With the “magnificent seven” being growth stocks and the primary contributors of large-cap equity gains this year, it’d be reasonable to assume that value stocks and value investing exchange traded funds are offering tepid performances.
That’s not the case across the entire landscape as the S&P 500 Value Index is higher by nearly 11% year-to-date. On the other hand, some deeper, more pure value strategies aren’t doing much of anything this year, but that lethargy could give way to opportunity with assets such as the Invesco S&P 500 Pure Value ETF (RPV ).
RPV, which follows the S&P 500 Pure Value Index, is basically flat since the start of the year, but that’s not an indictment.
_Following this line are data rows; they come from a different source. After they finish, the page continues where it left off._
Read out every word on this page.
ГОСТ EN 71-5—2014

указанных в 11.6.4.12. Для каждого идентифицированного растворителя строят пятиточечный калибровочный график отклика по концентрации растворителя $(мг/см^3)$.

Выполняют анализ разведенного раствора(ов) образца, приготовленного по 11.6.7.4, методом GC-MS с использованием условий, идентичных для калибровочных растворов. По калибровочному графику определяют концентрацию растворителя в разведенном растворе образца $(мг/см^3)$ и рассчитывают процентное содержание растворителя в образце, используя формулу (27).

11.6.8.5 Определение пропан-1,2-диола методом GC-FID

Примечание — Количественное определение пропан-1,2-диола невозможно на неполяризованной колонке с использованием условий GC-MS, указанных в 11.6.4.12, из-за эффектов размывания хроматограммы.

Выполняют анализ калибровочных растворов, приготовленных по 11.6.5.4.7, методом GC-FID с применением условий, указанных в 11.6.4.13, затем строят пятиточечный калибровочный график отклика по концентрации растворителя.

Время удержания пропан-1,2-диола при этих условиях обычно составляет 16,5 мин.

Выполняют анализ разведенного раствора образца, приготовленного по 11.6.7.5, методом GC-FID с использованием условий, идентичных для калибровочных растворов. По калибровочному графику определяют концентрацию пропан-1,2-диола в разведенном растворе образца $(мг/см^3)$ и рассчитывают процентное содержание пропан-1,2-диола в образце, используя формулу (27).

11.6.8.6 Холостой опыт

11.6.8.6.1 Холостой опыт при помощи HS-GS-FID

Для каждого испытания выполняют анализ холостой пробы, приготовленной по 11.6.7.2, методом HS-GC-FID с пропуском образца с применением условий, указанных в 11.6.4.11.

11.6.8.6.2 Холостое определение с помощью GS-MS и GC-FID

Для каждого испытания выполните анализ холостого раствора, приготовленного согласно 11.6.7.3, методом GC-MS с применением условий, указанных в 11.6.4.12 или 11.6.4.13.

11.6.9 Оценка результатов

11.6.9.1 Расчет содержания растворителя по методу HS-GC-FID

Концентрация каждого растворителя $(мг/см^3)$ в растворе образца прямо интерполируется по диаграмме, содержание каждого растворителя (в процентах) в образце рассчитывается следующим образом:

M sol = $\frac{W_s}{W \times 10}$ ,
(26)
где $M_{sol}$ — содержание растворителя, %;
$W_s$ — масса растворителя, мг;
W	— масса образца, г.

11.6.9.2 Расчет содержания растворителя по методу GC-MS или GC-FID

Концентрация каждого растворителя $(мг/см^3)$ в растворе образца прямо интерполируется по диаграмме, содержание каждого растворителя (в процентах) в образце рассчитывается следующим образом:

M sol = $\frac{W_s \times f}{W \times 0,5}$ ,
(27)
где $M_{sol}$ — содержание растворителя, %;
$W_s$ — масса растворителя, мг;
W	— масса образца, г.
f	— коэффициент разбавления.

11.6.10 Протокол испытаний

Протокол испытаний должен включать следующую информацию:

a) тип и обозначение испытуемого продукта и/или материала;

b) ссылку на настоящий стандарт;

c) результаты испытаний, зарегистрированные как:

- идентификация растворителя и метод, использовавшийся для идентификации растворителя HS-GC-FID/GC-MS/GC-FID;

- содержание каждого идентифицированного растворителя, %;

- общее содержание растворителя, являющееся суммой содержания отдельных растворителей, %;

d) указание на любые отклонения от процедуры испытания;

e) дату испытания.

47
Investors that have the luxury of time can and arguably should take a long-term view of value investing and funds such as RPV.
“The common explanation is sentiment. What is now unloved will later receive its due. True enough. Value investing certainly does benefit when the unpopular becomes popular. But that is the icing rather than the cake. The happy secret of value investing is that it can succeed even if sentiment remains unchanged,” wrote Morningstar’s Jon Rekenthaler
RPV Methodology Matters
Past performance isn’t a guarantee of future returns. Still, remember that value is a style best deployed over longer holding periods and that RPV’s emphasis on value purity can potentially affect investor outcomes. The ETF actually looks appealing, despite a tepid start to 2023.
Consider the following. The $2.08 billion RPV outperformed the S&P 500, S&P 500 Value Index and the S&P 500 Growth Index by significant margins over the past three years. That’s confirmation RPV did its job and presented investors with a more attractive options over that stretch than bonds.
“The task of the value buyer is more difficult for stocks than for bonds, which in turn means that value investing for equities suffers longer dry spells,” added Rekenthaler. “For example, per Morningstar’s indexes, large-company U.S. growth stocks have thrashed their value counterparts over the trailing five years. This has occurred because profits from the tech giants have outstripped even the lofty forecasts. The growth-stock buyers were right—and, in their skepticism, the value-stock buyers have so far been wrong.”
Home to 83 stocks, RPV can also be credibly added to large/mega-cap growth portfolios. The ETF allocates roughly 80% of its weight to mid- and small-cap equities.